An example of that in the computer world would be if you make a change that causes your system’s test suite to run 1 minute longer than before. For each and every day after that, your project loses (number of developers) × (number of test runs) minutes.

But here comes the stuff of nightmares: You get your running account and your credit card account numbers confused, and thereafter, you buy the office stationery, pay your electricity bill, run your company’s payroll, everything off the credit card. Not because you desperately need to stay afloat for just one more month until that huge contract you did pays out, no: just by accident. And then you only notice the mistake once the interest payments exceed your income:

Hemorrhaging: cost over time (exponential)

What would be an example of that in the development world? Well, for example, you choose to add something to your toolchain whose running time is O(n2) proportional to number of lines of code in your system. Today things are okay, but next quarter development is a bit slower, and next year ever worse, and five years later you institute a system where each developer has 30 PCs and rotates amongst them each day, so that she can continue coding on the changes she started compiling last month.

Agile Development

Quality And Productivity

October 1st, 2009

This blog post is a placeholder index for a whole series of posts which I wish to do in future on quality and productivity, especially in the context of software development.
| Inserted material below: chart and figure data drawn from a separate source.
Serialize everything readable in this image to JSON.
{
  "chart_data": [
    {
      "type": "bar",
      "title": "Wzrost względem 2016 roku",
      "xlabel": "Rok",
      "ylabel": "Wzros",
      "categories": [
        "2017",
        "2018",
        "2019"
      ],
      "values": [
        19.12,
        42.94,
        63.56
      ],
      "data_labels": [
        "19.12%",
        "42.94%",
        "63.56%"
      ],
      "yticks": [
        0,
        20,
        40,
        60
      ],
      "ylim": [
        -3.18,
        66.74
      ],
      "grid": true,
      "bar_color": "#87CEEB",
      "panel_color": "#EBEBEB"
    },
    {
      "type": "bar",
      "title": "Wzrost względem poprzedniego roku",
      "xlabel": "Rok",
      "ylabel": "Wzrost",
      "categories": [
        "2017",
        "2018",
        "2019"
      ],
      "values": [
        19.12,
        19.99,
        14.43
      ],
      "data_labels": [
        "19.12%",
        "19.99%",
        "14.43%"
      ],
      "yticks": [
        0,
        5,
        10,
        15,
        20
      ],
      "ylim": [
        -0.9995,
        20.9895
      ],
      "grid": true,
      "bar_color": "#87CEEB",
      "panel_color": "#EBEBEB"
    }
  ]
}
I will update it to link to each future installment as I make it.

Over the past ten years I have been working as part of a team of developers who work on a single software system.Ten years is not exceptionally long, but I do suspect that it is much longer than the average time most programmers remain involved on a project.

In that time, I’ve gained some experience that I feel has given me a different perspective about many of the decisions and trade-offs we make day to day- because I’ve seen the long-term effect of many such decisions.

In short: I vociferously agree with the Agile and Lean dictum that to increase productivity, one needs to increase quality. Or, the converse: that cutting corners and lowering standards in order to get work done faster is a surefire recipe for decreasing productivity – bogging it down..

Nothing new there; nothing that W. Edwards Deming, the Lean movement, Kent Beck, the signatories of the Agile Manifesto, and may practitioners in my own and other industries haven’t been saying in their own way for the past few decades.

But I find that I’ve grown to think about these things in ways that make it difficult to communicate with people who don’t share the same mental framework. More importantly: I find myself curious about what exactly my own mental framework is: I write it down for my own discovery more than anything else. In my mind, it feels like what I will write in future will be something akin to deriving a lot of the values and rules of thumb of the Agile world “from first principles”, as’t were, because it all “clicks together” in my head in a way I wish to share.